Xi’s anti-corruption campaign is bound up with a pro-market policy to streamline the state bureaucracy. Since Deng Xiaoping initiated capitalist restoration in 1978, officials at all levels of government have been locked in increasing competition for investment in their towns and cities, driving a culture of ostentatious wealth. These displays have been financed out of government revenues as well as outright corruption—in essence, by appropriating a portion of the profits made by exploiting the cheap labour of Chinese workers.
The private business elite and foreign corporations tolerated an expanding bureaucracy during the export-led booms of the 1990s and 2000s. But since the global financial crisis began in 2008, this has become increasingly untenable. The latest decrees on bureaucratic life echo the calls by Xi’s predecessor, Hu Jintao, at the recent 18th party congress for the building of a “service type” government—similar to “small government” demands of financial elites in the West.
In another move, Xi made a visit to a “Road to National Renewal” exhibition last week, with other six new members of the Politburo Standing Committee. There he warned that “empty talk does damage to the country.” This marks a clampdown on any ideological differences that might open the door for the working class to challenge the regime.

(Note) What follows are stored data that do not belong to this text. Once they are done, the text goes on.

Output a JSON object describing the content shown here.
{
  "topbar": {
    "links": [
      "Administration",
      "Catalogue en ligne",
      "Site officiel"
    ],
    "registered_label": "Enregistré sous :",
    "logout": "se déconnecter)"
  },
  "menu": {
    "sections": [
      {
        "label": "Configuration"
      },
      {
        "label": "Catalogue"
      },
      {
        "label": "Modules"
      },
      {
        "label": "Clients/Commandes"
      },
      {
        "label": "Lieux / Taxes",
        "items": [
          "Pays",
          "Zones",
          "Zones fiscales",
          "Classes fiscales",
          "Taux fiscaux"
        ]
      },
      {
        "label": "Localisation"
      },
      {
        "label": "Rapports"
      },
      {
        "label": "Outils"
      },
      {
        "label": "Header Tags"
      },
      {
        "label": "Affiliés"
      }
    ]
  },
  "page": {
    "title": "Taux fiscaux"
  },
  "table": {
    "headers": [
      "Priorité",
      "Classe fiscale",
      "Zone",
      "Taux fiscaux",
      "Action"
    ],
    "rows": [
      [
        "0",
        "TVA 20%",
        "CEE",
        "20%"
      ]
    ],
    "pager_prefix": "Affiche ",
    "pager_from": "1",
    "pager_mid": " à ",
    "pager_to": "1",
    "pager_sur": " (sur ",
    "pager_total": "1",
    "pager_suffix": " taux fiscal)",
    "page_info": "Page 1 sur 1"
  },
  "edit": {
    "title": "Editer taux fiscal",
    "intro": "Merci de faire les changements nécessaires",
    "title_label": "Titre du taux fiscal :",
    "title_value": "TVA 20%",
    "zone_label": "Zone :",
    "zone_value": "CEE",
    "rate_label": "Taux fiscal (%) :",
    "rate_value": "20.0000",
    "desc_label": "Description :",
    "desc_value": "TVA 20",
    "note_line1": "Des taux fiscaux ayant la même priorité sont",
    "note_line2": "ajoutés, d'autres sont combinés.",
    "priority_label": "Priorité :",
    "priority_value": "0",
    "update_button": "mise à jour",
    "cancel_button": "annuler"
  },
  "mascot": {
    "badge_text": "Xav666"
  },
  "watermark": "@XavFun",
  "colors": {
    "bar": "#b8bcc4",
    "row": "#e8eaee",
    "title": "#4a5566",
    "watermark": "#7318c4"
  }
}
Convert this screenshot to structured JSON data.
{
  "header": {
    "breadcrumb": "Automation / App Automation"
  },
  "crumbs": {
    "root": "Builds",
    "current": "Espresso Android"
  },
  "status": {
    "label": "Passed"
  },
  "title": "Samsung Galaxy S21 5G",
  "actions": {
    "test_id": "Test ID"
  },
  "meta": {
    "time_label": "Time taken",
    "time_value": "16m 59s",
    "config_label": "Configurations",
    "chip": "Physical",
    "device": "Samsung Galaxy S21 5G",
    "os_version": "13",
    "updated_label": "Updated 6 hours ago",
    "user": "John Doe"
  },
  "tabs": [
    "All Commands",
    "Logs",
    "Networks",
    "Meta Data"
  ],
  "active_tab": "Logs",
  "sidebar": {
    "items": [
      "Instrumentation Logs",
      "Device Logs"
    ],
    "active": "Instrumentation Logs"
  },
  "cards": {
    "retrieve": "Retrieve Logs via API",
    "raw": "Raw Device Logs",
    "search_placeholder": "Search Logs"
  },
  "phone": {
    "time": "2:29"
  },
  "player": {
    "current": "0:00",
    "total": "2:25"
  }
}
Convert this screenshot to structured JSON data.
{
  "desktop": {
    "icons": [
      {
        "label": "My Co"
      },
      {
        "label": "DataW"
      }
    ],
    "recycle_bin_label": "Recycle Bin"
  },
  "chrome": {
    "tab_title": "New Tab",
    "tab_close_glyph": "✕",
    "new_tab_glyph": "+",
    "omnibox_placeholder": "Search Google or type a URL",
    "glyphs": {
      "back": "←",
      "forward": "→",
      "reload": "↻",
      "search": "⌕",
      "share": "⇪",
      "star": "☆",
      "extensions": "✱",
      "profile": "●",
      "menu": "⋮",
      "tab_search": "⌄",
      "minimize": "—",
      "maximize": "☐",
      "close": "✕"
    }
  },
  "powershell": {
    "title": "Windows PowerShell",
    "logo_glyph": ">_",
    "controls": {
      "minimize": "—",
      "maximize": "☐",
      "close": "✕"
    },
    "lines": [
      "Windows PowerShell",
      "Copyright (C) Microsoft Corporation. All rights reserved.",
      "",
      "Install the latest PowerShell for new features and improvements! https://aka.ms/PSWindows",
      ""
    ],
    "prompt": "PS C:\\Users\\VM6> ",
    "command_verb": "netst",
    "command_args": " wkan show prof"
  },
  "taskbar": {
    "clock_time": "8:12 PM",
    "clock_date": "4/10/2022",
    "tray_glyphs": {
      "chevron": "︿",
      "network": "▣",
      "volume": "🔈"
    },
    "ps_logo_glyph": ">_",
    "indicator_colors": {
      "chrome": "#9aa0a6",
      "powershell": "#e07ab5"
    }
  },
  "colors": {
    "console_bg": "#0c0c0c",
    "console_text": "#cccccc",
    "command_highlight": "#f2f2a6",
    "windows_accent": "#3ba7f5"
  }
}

Immediately after Xi’s comment, the state press singled out former Chongqing party secretary Bo Xilai, who was expelled from the party earlier this year for corruption, as an example of someone who engaged in “empty talk.” Bo represented a layer of the bureaucracy that opposed undermining the country’s biggest state-owned enterprises, and instead proposed that they be developed into national corporate champions in world markets.
At the same time, Bo made populist appeals against the widening wealth gap, and called for a “profitable” state sector as a means of financing public spending to alleviate social tensions. This generated sharp factional conflict within the CCP bureaucracy in the lead up to this year’s 18th party congress. The dominant sections of the regime had agreed to a joint report with the World Bank, called China 2030. The document calls for a further opening up of the economy to international capital, which will involve the privatisation of the remaining 100,000 state enterprises and the deregulation of much of the economy, ranging from state-controlled land to credit.
Bo’s posturing in favour of social reforms ran the risk of heightening expectations in the working class and creating political difficulties for the regime in imposing its open market agenda. While Bo has been ousted over corruption allegations, the concerns remain. Xi’s call for a ban on “empty talk” reflects fears in Beijing that any public discussion on economic policy or social inequality could fuel popular discontent.